The Promotional Email

These should be an integral part of any email strategy, as they are an effective way to increase interaction (volunteers, donations, etc). While nurture emails may have volunteer and donation requests that is not there primary function. The promotional email is explicitly for getting something out of the people you are sending it to.

  • Utilize a prominent Call to Action (CTA): Design the email so that the call to action is prominently displayed and stands out from any other text in the email. Position the promotional text so that it aligns with the CTA (call-to-action) button.
  • Create urgency: Create a sense of urgency around the promotional offer. Provide a countdown or mention why they need to act now - what is the deadline. Note: Overusing urgency will dilute its effectiveness.
  • Include a reason for the offer: Providing a reason for the call to action, regardless of the reason, has been shown to improve action rates. Reasons can include celebrating a milestone or simply thanking your email subscribers for being part of your community. Most often it is a fundraising deadline with political campaigns (reporting deadlines) or a crisis (hurricane, empty food shelf, rent increase).
  • Special offer: Who are your highest-value people? Thank them for their loyalty to your organization and throw in a little exclusive information to encourage them to interact again.

Strategy

So the strategy of a welcome series to increase retention will be based on the tactical emails described previously. You should try to avoid overlapping the emails as much as possible. You may want to play around with timing and triggering of the emails. My suggestion is the time from the first welcome email to the first nurture email should be more than 10 days but less than 30. You should avoid more than 1 email a week, and 2 a month is probably the top. Unless you can’t avoid it only do promotional emails every 6 weeks at most. Your nurture emails can contain calls to action as long as they are not the focus of the emails. You are trying to avoid burn out, and keep contacts engaged. Remember if they are going to fundraisers or doing other volunteer activities they are getting other touches by your organization keep that in mind for the frequency. Having a stable of the first 3-6 nurture emails for contacts to receive along with current promotional will start the new relationship off right. By having a plan for when and how much to communicate with your contacts you can create a warm and long lasting relationship. That starts with the first welcome email and leads into the first nurture email.

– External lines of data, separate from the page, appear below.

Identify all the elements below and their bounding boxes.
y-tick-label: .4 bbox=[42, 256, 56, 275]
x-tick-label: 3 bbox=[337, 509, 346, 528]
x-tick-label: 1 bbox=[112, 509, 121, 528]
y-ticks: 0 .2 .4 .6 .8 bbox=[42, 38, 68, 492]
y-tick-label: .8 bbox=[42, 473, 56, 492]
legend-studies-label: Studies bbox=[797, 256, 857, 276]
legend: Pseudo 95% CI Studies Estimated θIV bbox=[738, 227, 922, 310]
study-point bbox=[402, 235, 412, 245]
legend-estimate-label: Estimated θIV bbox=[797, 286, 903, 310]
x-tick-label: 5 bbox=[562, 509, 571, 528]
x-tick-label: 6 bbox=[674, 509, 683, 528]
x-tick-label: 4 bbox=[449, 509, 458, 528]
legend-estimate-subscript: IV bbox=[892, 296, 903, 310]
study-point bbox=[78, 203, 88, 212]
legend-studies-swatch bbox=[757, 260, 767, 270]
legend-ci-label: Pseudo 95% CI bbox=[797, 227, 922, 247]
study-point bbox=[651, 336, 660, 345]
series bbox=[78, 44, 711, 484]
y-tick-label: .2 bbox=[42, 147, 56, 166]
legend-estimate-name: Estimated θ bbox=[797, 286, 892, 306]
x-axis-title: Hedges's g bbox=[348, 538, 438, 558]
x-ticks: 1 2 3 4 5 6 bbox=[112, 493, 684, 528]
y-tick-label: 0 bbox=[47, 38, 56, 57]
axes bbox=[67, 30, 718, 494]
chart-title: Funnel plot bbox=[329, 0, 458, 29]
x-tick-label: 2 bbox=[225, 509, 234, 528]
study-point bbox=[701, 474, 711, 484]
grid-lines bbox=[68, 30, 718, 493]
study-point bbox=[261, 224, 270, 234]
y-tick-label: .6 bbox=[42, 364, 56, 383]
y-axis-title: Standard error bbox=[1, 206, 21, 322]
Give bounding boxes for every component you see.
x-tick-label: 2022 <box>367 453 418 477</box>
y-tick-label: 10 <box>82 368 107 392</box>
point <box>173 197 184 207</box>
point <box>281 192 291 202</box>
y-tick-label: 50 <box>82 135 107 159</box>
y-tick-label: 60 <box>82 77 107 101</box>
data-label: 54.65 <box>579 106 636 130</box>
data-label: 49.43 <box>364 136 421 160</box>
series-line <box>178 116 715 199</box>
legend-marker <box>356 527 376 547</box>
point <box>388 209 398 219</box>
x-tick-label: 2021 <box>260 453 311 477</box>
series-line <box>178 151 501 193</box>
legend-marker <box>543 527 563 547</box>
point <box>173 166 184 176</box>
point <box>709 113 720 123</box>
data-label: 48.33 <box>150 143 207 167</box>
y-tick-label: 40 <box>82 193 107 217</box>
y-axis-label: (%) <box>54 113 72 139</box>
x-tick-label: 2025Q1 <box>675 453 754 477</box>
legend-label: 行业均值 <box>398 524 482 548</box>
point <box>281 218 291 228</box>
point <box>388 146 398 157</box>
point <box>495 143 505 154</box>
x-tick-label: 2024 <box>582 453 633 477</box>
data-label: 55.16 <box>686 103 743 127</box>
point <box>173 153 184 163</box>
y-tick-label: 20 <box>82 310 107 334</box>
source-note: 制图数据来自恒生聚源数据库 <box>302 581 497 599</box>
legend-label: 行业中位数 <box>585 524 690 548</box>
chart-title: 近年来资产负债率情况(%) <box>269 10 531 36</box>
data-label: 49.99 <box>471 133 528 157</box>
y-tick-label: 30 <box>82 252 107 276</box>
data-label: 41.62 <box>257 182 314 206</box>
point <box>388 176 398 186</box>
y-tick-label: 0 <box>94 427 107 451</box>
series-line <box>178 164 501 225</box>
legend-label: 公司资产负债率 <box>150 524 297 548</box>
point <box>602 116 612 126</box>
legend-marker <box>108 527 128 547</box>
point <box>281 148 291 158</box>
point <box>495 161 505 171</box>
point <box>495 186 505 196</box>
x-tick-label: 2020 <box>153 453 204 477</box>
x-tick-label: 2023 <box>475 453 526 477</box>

To recap that first email sets the tone. How often other emails will come in, what they might contain, why we are sending emails to you on an ongoing basis. The next set of emails will depend on the goals of the organization. The nurturing emails, telling stories, and getting people to discuss your brand in ways that they might not otherwise do. For our political friends this might be a series on the candidate or organizations' policy positions. Please don’t just discuss the policy, tell a story about someone or something that influenced the position and why it is something you are taking their time to call out in this email. For our nonprofit friends, if you have 2-3 events or days during the year that are important, a series about what the organization does to prepare for those days. It might seem boring to you but to donors it's a behind the scene look at the organization. At the end (or near the end) of the series on that day you can do your call to action promotional email for donations or volunteers (or both). You will have set the stage for that with the retention nurture emails you already sent!

So the tactic you use should be universal, the unique part will be the strategy that you employ to achieve the goal you have set. Every organization is different. The key take away from this is that you can develop a unique message and voice and with those tactics have a strategy that works for your organization.